Because oestrogen changes the environment of your skin and the way you smell partly depends on the bacteria that live on the surface of your skin, women can sometimes notice a slight change in their smell – in their sweat or vaginal discharge. It’s likely to be temporary, but any offensive discharge odour needs to be investigated by a doctor because it’s more likely to be an infection.
It’s not uncommon to have hormonally driven skin breakouts, whether it’s rosacea (little spots over your nose or across your cheeks) or cystic acne that can form around the chin. This is often down to the change in the balance of testosterone, so even if your testosterone level has remained relatively unchanged, dropping oestrogen will create an androgenic shift in the balance (making male hormones more dominant than before) that can lead to breakouts.
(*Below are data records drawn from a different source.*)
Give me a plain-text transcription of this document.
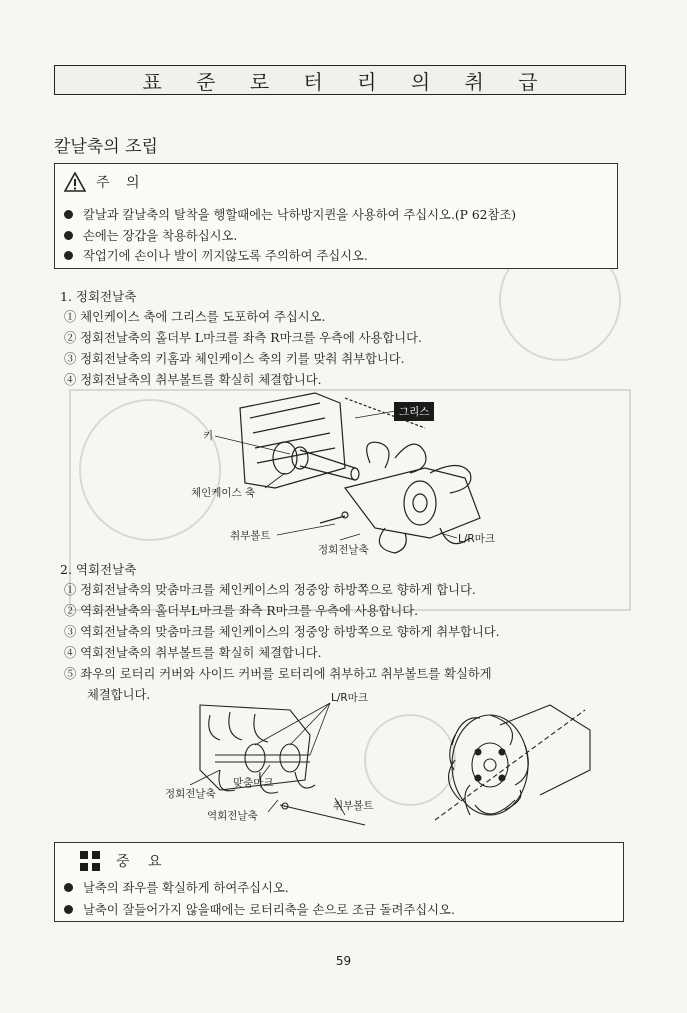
표 준 로 터 리 의 취 급
칼날축의 조립
주 의
칼날과 칼날축의 탈착을 행할때에는 낙하방지퀸을 사용하여 주십시오.(P 62참조)
손에는 장갑을 착용하십시오.
작업기에 손이나 발이 끼지않도록 주의하여 주십시오.
1. 정회전날축
① 체인케이스 축에 그리스를 도포하여 주십시오.
② 정회전날축의 홀더부 L마크를 좌측 R마크를 우측에 사용합니다.
③ 정회전날축의 키홈과 체인케이스 축의 키를 맞춰 취부합니다.
④ 정회전날축의 취부볼트를 확실히 체결합니다.
키
그리스
체인케이스 축
취부볼트	L/R마크
정회전날축
2. 역회전날축
① 정회전날축의 맞춤마크를 체인케이스의 정중앙 하방쪽으로 향하게 합니다.
② 역회전날축의 홀더부L마크를 좌측 R마크를 우측에 사용합니다.
③ 역회전날축의 맞춤마크를 체인케이스의 정중앙 하방쪽으로 향하게 취부합니다.
④ 역회전날축의 취부볼트를 확실히 체결합니다.
⑤ 좌우의 로터리 커버와 사이드 커버를 로터리에 취부하고 취부볼트를 확실하게
체결합니다.	L/R마크
맞춤마크
정회전날축
취부볼트
역회전날축
중 요
날축의 좌우를 확실하게 하여주십시오.
날축이 잘들어가지 않을때에는 로터리축을 손으로 조금 돌려주십시오.
59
In addition to the commonsense lifestyle changes – eating well, exercising and getting enough sleep – there are topical antibacterial medications available, such a benzoyl peroxide for acne and topical metronidazole for rosacea.
Those 4am awakenings can be caused by a sudden surge of adrenalin that wakes you up and then you feel anxious and unable to get back to sleep. It’s complex why this happens and it’s about the activity or hormones in our brains, but we don’t really know why it happens, or why with depression falling asleep isn’t as much the problem as staying asleep.
Good sleep hygiene is crucial and part of that is going to bed only when you’re sleepy. If you don’t fall asleep straight away, get back up and return to your bedroom only when you feel ready to sleep. Spending two hours in your bed wide awake only sets you up for failure for the subsequent nights.
However little sleep you’ve had, set your alarm at the usual waking time and get up the next morning and keep doing this routine because it should help retrain your habits.